The Ministry of Justice has today announced that the Law Commission will undertake a review of the criminal law as it applies to taking, making and sharing intimate images without consent.
This follows a recommendation made in the Commission’s Abusive and Offensive Online Communications Scoping Report, published in November 2018. The Commission concluded that the criminal law’s response to online privacy abuses should be reviewed, considering in particular whether the criminal law can deal adequately with emerging technology such as “deepfake” pornography and the harmful behaviour it facilitates.
The project will consider legislation such as the “revenge pornography” provisions under section 33 of the Criminal Justice and Courts Act 2015, and if necessary, propose means of reform. This project is part of the second phase of the Abusive and Offensive Online Communications Project.
The Commission aims to publish a Consultation Paper, inviting views on any recommendations for reform, in 2020.
Prof David Ormerod QC, Criminal Law Commissioner, said:
“Taking, making and sharing intimate images without consent causes distress and can ruin lives.
“If the criminal laws are not up to scratch, we will propose reform that protects victims more effectively from this criminal behaviour.”
The Law Commission has two related projects:
- A review of the law relating to hate crime. See our webpage here.

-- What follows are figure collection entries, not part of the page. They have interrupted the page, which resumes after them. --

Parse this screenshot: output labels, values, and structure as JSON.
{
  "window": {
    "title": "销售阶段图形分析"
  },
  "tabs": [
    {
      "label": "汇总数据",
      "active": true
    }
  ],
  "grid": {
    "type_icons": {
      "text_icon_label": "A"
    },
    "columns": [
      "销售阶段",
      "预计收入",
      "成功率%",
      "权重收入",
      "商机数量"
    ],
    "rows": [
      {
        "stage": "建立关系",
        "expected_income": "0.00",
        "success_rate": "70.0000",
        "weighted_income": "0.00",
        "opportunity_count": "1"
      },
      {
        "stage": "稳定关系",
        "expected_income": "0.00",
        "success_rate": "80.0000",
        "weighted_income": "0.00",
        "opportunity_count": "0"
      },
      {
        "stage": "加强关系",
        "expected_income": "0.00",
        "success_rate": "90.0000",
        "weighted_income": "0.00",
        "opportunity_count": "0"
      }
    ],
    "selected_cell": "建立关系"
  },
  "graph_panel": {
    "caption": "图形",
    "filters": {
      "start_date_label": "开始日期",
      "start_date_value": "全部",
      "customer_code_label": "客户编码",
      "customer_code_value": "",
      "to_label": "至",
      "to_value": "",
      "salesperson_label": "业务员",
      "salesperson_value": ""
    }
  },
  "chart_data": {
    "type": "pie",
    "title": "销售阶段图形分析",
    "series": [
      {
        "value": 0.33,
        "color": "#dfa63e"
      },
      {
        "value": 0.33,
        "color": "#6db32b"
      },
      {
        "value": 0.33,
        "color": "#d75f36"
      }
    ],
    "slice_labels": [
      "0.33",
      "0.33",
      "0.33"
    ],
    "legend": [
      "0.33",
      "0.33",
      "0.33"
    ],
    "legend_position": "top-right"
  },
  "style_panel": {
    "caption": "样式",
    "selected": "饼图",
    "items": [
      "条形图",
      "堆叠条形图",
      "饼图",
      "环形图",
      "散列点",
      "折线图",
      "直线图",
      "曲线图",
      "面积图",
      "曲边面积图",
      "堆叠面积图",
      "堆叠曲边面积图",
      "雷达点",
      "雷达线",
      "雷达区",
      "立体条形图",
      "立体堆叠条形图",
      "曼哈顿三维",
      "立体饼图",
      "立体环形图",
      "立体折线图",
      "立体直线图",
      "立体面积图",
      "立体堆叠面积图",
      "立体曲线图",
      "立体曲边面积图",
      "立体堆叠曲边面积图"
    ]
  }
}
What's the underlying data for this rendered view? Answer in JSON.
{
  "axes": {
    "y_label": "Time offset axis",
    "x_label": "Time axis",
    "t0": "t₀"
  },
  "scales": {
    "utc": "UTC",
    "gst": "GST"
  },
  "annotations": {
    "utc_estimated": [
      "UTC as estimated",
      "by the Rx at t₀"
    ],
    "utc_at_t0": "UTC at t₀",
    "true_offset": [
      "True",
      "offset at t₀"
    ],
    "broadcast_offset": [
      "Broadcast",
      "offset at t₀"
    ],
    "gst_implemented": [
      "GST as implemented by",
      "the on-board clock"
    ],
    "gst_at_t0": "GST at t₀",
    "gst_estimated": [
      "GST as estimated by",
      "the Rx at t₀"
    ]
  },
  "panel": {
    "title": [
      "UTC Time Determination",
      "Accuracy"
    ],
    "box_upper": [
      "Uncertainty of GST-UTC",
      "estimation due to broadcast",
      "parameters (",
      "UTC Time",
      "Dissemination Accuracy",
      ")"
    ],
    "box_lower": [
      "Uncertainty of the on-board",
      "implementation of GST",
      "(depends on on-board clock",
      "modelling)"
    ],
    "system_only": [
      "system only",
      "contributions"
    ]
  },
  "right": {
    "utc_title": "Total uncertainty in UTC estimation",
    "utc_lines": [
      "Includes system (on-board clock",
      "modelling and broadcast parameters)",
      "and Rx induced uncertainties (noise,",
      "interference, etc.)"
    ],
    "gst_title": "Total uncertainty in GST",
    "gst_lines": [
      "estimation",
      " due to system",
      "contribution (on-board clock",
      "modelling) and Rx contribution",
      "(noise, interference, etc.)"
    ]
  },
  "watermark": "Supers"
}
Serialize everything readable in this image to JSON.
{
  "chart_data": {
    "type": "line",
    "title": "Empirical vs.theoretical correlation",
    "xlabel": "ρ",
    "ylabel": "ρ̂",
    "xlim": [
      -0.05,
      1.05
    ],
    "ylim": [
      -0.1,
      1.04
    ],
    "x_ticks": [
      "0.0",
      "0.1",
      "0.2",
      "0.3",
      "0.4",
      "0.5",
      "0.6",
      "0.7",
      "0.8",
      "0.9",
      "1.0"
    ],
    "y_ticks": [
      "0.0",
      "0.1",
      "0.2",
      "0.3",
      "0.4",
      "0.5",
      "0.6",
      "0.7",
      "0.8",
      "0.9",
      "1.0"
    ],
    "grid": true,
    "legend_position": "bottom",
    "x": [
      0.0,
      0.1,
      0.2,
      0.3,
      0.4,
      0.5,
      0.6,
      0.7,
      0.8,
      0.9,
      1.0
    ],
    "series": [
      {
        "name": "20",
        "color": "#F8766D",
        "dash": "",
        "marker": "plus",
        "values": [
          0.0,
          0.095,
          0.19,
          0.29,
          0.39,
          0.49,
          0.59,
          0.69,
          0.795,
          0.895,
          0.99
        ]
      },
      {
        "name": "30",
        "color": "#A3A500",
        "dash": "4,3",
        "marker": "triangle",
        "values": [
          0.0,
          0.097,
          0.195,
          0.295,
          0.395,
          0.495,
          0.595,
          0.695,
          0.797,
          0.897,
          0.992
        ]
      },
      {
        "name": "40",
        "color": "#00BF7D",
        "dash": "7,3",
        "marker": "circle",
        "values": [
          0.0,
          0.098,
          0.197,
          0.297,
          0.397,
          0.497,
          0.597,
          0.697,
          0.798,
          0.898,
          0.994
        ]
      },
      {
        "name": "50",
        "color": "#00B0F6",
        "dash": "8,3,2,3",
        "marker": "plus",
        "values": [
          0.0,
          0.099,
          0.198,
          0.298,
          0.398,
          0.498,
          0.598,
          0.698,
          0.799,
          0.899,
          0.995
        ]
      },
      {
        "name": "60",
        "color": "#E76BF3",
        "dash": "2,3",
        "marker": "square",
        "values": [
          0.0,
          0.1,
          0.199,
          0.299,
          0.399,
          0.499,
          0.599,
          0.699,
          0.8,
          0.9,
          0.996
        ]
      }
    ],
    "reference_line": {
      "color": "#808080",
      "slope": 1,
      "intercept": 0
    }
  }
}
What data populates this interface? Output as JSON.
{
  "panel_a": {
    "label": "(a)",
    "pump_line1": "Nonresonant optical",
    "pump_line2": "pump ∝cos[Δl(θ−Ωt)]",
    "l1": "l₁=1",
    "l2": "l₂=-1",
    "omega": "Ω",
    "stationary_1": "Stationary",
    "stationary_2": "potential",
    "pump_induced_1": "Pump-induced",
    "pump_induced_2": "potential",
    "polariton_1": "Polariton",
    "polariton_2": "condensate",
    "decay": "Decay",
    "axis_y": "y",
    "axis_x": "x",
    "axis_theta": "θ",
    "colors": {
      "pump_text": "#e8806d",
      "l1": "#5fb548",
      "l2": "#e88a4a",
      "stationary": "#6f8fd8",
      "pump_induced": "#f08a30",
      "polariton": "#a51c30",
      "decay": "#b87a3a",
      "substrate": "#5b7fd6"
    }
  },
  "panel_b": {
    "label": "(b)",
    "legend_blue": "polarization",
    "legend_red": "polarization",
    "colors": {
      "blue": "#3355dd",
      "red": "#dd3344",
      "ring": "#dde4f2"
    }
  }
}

- Reform of the communications offences (in section 1 of the Malicious Communications Act 1988 and section 127 of the Communications Act 2003), including the glorification of violent crime online and the encouragement of self-harm online, as well as a review of the law relating to coordinated harassment by groups of people online. This project also forms part of Phase 2. For more information, see our webpage here.
We anticipate consultation papers on each of these projects will be published in Spring 2020.